Words, words and more words

My beloved and dog-eared copy, bought in my college days

In Elements of Style, E.B.White warns “not to be tempted by a twenty-dollar word when there is a ten-center handy, ready and able.”

I get that. But I’m also all too aware of the limitations of my vocabulary. And it is during the revision process that most I yearn to be English (or even a genteel Southern belle). I read all the Reader’s Digest “Increase Your Word Power” articles growing up and took college prep courses in high school. But I can never say “vehemently” with ease and I keep a notebook of words to look up whenever I read. I need vocab-rehab.

Aspiring to be as lyrical and precise as my dear friend, Susan Patron, and inspired by my interview with her, I even bought an Oxford English Dictionary, (Compact edition, 1989) on eBay. It came without magnifying glass and the one I own is severely lacking. (Mother’s Day gift suggestion, family!)
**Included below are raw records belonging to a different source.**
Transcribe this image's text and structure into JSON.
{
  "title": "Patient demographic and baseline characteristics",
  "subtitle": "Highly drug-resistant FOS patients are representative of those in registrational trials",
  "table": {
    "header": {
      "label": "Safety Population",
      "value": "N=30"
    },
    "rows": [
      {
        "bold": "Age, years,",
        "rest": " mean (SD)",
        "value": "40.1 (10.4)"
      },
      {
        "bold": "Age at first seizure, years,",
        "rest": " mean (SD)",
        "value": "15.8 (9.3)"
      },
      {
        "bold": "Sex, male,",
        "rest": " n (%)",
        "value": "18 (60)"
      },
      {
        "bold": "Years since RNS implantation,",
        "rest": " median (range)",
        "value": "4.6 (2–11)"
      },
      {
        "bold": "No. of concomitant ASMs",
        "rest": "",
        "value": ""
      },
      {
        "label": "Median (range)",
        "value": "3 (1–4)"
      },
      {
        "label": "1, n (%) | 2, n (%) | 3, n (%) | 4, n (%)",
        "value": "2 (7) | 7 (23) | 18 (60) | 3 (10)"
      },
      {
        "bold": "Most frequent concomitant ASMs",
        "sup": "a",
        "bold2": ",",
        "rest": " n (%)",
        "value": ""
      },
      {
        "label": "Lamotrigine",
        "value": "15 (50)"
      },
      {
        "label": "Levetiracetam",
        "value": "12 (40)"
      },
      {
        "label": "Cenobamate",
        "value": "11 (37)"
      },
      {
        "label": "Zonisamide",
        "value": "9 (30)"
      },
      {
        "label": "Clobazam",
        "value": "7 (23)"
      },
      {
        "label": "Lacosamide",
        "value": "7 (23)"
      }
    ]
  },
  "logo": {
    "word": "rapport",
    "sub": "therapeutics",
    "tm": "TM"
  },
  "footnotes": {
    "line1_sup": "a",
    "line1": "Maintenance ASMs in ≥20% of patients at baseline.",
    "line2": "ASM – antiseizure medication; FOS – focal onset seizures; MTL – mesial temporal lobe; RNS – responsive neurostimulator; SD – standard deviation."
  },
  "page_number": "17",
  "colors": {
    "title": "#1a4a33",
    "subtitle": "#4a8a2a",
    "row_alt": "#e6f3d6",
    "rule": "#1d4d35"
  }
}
Looking up “accesssion” gave me eye strain

I long to be erudite in what I pen, but alas, my words are more blue collar than blue blood. And, I have this annoying habit of overusing words — “just” and “actually” are just a few. Each new manuscript seems to lead to “pet” words; the newly completed WIP sagged under “hefted,” and “imagined,” and “snorted” (don’t ask). I personally rely heavily on a taped together copy of The Synonym Finder, edited by J.I Rodale to help me vary the way my characters walk (swagger, stride, stomp, sidle), talk (whisper, grumble, mutter, trill) and chew gum (chomp, smack, nibble, worry).

It’s time to tell all: what word boosters do you use? What are your word demons and quirks? I’m dying/near death/knocking on heaven’s door/one foot in the grave to know.

No Responses to “Words, words and more words”

  1. Tony

    Unless you’re playing Scrabble, I think a small vocabulary is a boon to a writer. Otherwise, it’s all too tempting to sound off like William F. Buckley. Who I’ll bet was a brilliant Scrabble player.

  2. Suzanne Williams

    I agree with Tony, though I love big, new words too. “Just” is a word I tend to overdo as well. And “smiled.” I’m sure there many others–I depend on my critique group and editors to point them out when I don’t see them myself. Anyway, Kirby, you DO write lyrically. That’s one of the many things I admire about your writing!

  3. Emilie

    My dear crit partner finds “suddenly” and “finally” all over my manuscript–and that’s after I cut out the ones that feel extraneous to me! My real problem, though, is dashes–I can’t use them in manuscripts because one dash opens Pandora’s box and “suddenly” they’re in every sentence. I have to save them for emails and blog posts so I can still get my fix:)

  4. lurban

    everyone in my current manuscript shudders. The MC shudders. His father shudders. A turkey shudders. Can I borrow your synonym finder?

  5. Kirby Larson

    Oh, thanks, all, for sharing! It’s good to know one’s not alone. And, Linda, the synonym finder was about $15 a time of purchase (a few years ago, to be sure) and well worth every penny. Even if it’s up to $25 now. Ask for one for Mother’s Day — that’s how I got mine!

  6. Barbara O'Connor

    Oh, I love this post! My word demons are definitely “every now and then.”

    But recently, I was at a school where the kids had read several of my books and they noticed that I used the tick, tick, ticking of a clock in a few of them. I was so shocked – because I knew that in my next book, a ticking clock is kind of an important element! Hmmmm.

    AND – a few kids also noticed that I referred to pork and beans in more than one book. ???? I couldn’t even remember which ones! They had to remind me….

  7. Kirby Larson

    And Barbara, we won’t even mention that you have a penchant for a certain name, despite continuously bestowing it on the wrong sex!